Beethoven est très présent dans le livre. Comment en êtes-vous venu à l'apprécier ?

J'ai pris un cours d'introduction à la musique au lycée John Burroughs. C'était pendant l'hiver, en 1960. L'enseignant s'appelait Allen Hyams, un petit mec coquet avec une coiffure Pompadour. C'était un prof de musique. J'ai écrit un essai sur John Burroughs qui s'appelle « Let's Twist Again », dans Crimes en série, mon recueil d'essais.

Hyams possédait plusieurs bustes de Beethoven qu'il exhibait fièrement sur son bureau, qui nous faisait face. Il a posé un phonographe et nous a dit quelque chose du style « Ecoutez les enfants, vous allez adorer », il a mis le morceau, et l'orchestre a fait « la la laaaa », j'étais séduit.

Vous n'écoutez que du classique. Vous n'aimez pas le rock and roll.

Le rock and roll m'a toujours semblé un peu réducteur. Comme une rébellion institutionnalisée. Par nature, je trouve ça plat. Les chansons du style « Je t'aime bien bébé, bientôt tu seras mienne ». Les influences culturelles qui ont formé ma génération ainsi que la suivante ne m'ont jamais touché. C'est ma façon de dire que je n'aime pas. Je ne dis pas que c'est dépourvu de contenu social ou que c'est vulgaire. Je dis juste que je m'en fiche. Je dis juste que ça ne fait pas vibrer ma Kundalini.

Pensez-vous avoir dit tout ce que vous vouliez dire sur Jean Hilliker dans ce livre ?

Je ne sais pas. Elle est là. Je suis ici. Je ne me vois pas écrire d'autres mémoires. J'ai écrit une pièce pour West, qui est le magazine L.A Times, que j'ai appelé "To Live an Die in L.A." quand je suis revenu sur L.A après de longues années d'absence. J'ai dit que ce serait mon dernier roman autobiographique mais je me suis trompé. Il ne faut jamais dire jamais.

Peut-on s'échapper de Los Angeles ?

Bien sûr que oui. Quand la fille d'Erika partira pour l'université, on se casse.

Mais l'essai que vous avez écrit en 2006 semblait tellement catégorique. Ça faisait très « Je suis L.A., et L.A. c'est moi ».

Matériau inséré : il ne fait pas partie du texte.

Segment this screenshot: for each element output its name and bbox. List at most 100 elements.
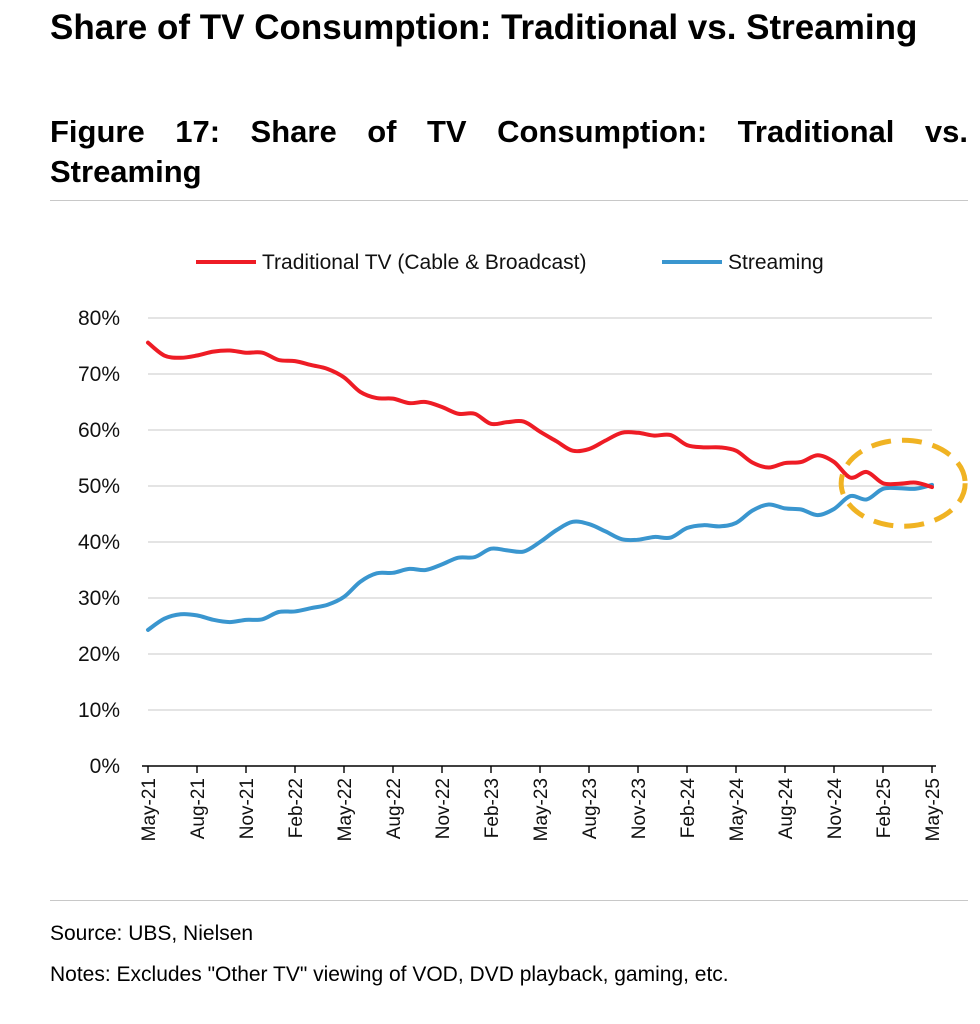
data-point-streaming bbox=[700, 522, 706, 528]
data-point-streaming bbox=[276, 609, 282, 615]
data-point-traditional-tv-cable-broadcast bbox=[521, 419, 527, 425]
legend-label-streaming: Streaming bbox=[728, 251, 824, 274]
data-point-traditional-tv-cable-broadcast bbox=[341, 374, 347, 380]
data-point-traditional-tv-cable-broadcast bbox=[602, 438, 608, 444]
x-tick-label: Feb-22 bbox=[286, 778, 307, 838]
x-tick-label: Feb-25 bbox=[874, 778, 895, 838]
data-point-streaming bbox=[619, 536, 625, 542]
x-tick-label: Nov-24 bbox=[825, 778, 846, 840]
y-tick-label: 80% bbox=[78, 307, 120, 330]
data-point-traditional-tv-cable-broadcast bbox=[700, 444, 706, 450]
data-point-streaming bbox=[227, 619, 233, 625]
data-point-streaming bbox=[390, 570, 396, 576]
notes: Notes: Excludes "Other TV" viewing of VO… bbox=[50, 963, 729, 986]
data-point-traditional-tv-cable-broadcast bbox=[929, 484, 935, 490]
series-lines bbox=[145, 340, 935, 633]
data-point-streaming bbox=[766, 501, 772, 507]
y-tick-label: 60% bbox=[78, 419, 120, 442]
data-point-streaming bbox=[357, 579, 363, 585]
data-point-streaming bbox=[521, 549, 527, 555]
data-point-streaming bbox=[210, 617, 216, 623]
data-point-traditional-tv-cable-broadcast bbox=[831, 459, 837, 465]
data-point-traditional-tv-cable-broadcast bbox=[504, 419, 510, 425]
data-point-streaming bbox=[717, 523, 723, 529]
data-point-streaming bbox=[668, 535, 674, 541]
legend-label-traditional-tv-cable-broadcast: Traditional TV (Cable & Broadcast) bbox=[262, 251, 586, 274]
data-point-streaming bbox=[913, 486, 919, 492]
data-point-traditional-tv-cable-broadcast bbox=[439, 404, 445, 410]
data-point-streaming bbox=[815, 512, 821, 518]
page-title: Share of TV Consumption: Traditional vs.… bbox=[50, 8, 918, 47]
data-point-streaming bbox=[488, 546, 494, 552]
data-point-traditional-tv-cable-broadcast bbox=[553, 438, 559, 444]
data-point-traditional-tv-cable-broadcast bbox=[896, 481, 902, 487]
data-point-streaming bbox=[782, 505, 788, 511]
data-point-traditional-tv-cable-broadcast bbox=[684, 442, 690, 448]
data-point-traditional-tv-cable-broadcast bbox=[423, 399, 429, 405]
data-point-traditional-tv-cable-broadcast bbox=[390, 396, 396, 402]
data-point-traditional-tv-cable-broadcast bbox=[259, 350, 265, 356]
y-tick-label: 70% bbox=[78, 363, 120, 386]
data-point-traditional-tv-cable-broadcast bbox=[227, 347, 233, 353]
data-point-streaming bbox=[194, 612, 200, 618]
data-point-streaming bbox=[586, 521, 592, 527]
data-point-traditional-tv-cable-broadcast bbox=[880, 480, 886, 486]
x-tick-label: Aug-22 bbox=[384, 778, 405, 839]
data-point-streaming bbox=[292, 608, 298, 614]
y-tick-label: 40% bbox=[78, 531, 120, 554]
data-point-traditional-tv-cable-broadcast bbox=[635, 430, 641, 436]
data-point-streaming bbox=[733, 520, 739, 526]
divider-bottom bbox=[50, 900, 968, 901]
x-axis: May-21 Aug-21 Nov-21 Feb-22 May-22 Aug-22 Nov-… bbox=[139, 765, 944, 842]
data-point-streaming bbox=[504, 547, 510, 553]
data-point-streaming bbox=[423, 567, 429, 573]
data-point-traditional-tv-cable-broadcast bbox=[276, 357, 282, 363]
divider-top bbox=[50, 200, 968, 201]
source-note: Source: UBS, Nielsen bbox=[50, 922, 254, 945]
data-point-streaming bbox=[602, 528, 608, 534]
x-tick-label: Aug-23 bbox=[580, 778, 601, 839]
series-line-streaming bbox=[146, 482, 934, 632]
line-chart: Traditional TV (Cable & Broadcast) Stream… bbox=[78, 251, 968, 842]
x-tick-label: May-22 bbox=[335, 778, 356, 841]
data-point-streaming bbox=[341, 594, 347, 600]
data-point-traditional-tv-cable-broadcast bbox=[619, 430, 625, 436]
highlight-ellipse bbox=[838, 437, 968, 529]
data-point-streaming bbox=[145, 627, 151, 633]
data-point-streaming bbox=[864, 496, 870, 502]
x-tick-label: May-24 bbox=[727, 778, 748, 842]
data-point-streaming bbox=[553, 527, 559, 533]
y-tick-label: 50% bbox=[78, 475, 120, 498]
data-point-traditional-tv-cable-broadcast bbox=[586, 446, 592, 452]
series-line-traditional-tv-cable-broadcast bbox=[146, 340, 934, 490]
data-point-traditional-tv-cable-broadcast bbox=[308, 362, 314, 368]
data-point-streaming bbox=[570, 519, 576, 525]
y-axis: 0% 10% 20% 30% 40% 50% 60% 70% 80% bbox=[78, 307, 120, 778]
highlight-layer bbox=[838, 437, 968, 529]
data-point-traditional-tv-cable-broadcast bbox=[374, 395, 380, 401]
data-point-traditional-tv-cable-broadcast bbox=[864, 469, 870, 475]
data-point-traditional-tv-cable-broadcast bbox=[325, 366, 331, 372]
data-point-streaming bbox=[406, 566, 412, 572]
data-point-traditional-tv-cable-broadcast bbox=[668, 432, 674, 438]
x-tick-label: May-23 bbox=[531, 778, 552, 841]
data-point-streaming bbox=[880, 486, 886, 492]
data-point-traditional-tv-cable-broadcast bbox=[488, 421, 494, 427]
data-point-streaming bbox=[178, 611, 184, 617]
data-point-traditional-tv-cable-broadcast bbox=[537, 429, 543, 435]
y-tick-label: 30% bbox=[78, 587, 120, 610]
data-point-streaming bbox=[455, 555, 461, 561]
data-point-traditional-tv-cable-broadcast bbox=[455, 411, 461, 417]
data-point-traditional-tv-cable-broadcast bbox=[766, 465, 772, 471]
data-point-traditional-tv-cable-broadcast bbox=[472, 411, 478, 417]
data-point-traditional-tv-cable-broadcast bbox=[782, 460, 788, 466]
x-tick-label: Nov-21 bbox=[237, 778, 258, 839]
data-point-streaming bbox=[749, 508, 755, 514]
data-point-traditional-tv-cable-broadcast bbox=[406, 400, 412, 406]
x-tick-label: Nov-22 bbox=[433, 778, 454, 839]
data-point-traditional-tv-cable-broadcast bbox=[357, 389, 363, 395]
data-point-streaming bbox=[308, 605, 314, 611]
data-point-streaming bbox=[635, 537, 641, 543]
data-point-streaming bbox=[259, 616, 265, 622]
data-point-traditional-tv-cable-broadcast bbox=[913, 480, 919, 486]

Je pense que plus honnêtement, L.A est l'endroit que je fréquente quand les femmes divorcent de moi et que je n'ai nulle part où aller.

Où irez vous dans le futur ? Est-ce que l'endroit où vous vous trouvez vous importe ?

Oh oui. J'e veux un climat tranquille, froid, homogène, affluent et épanouissant. Je n'ai pas besoin de culture. Je n'ai besoin de rien d'autre qu'un environnement minimal.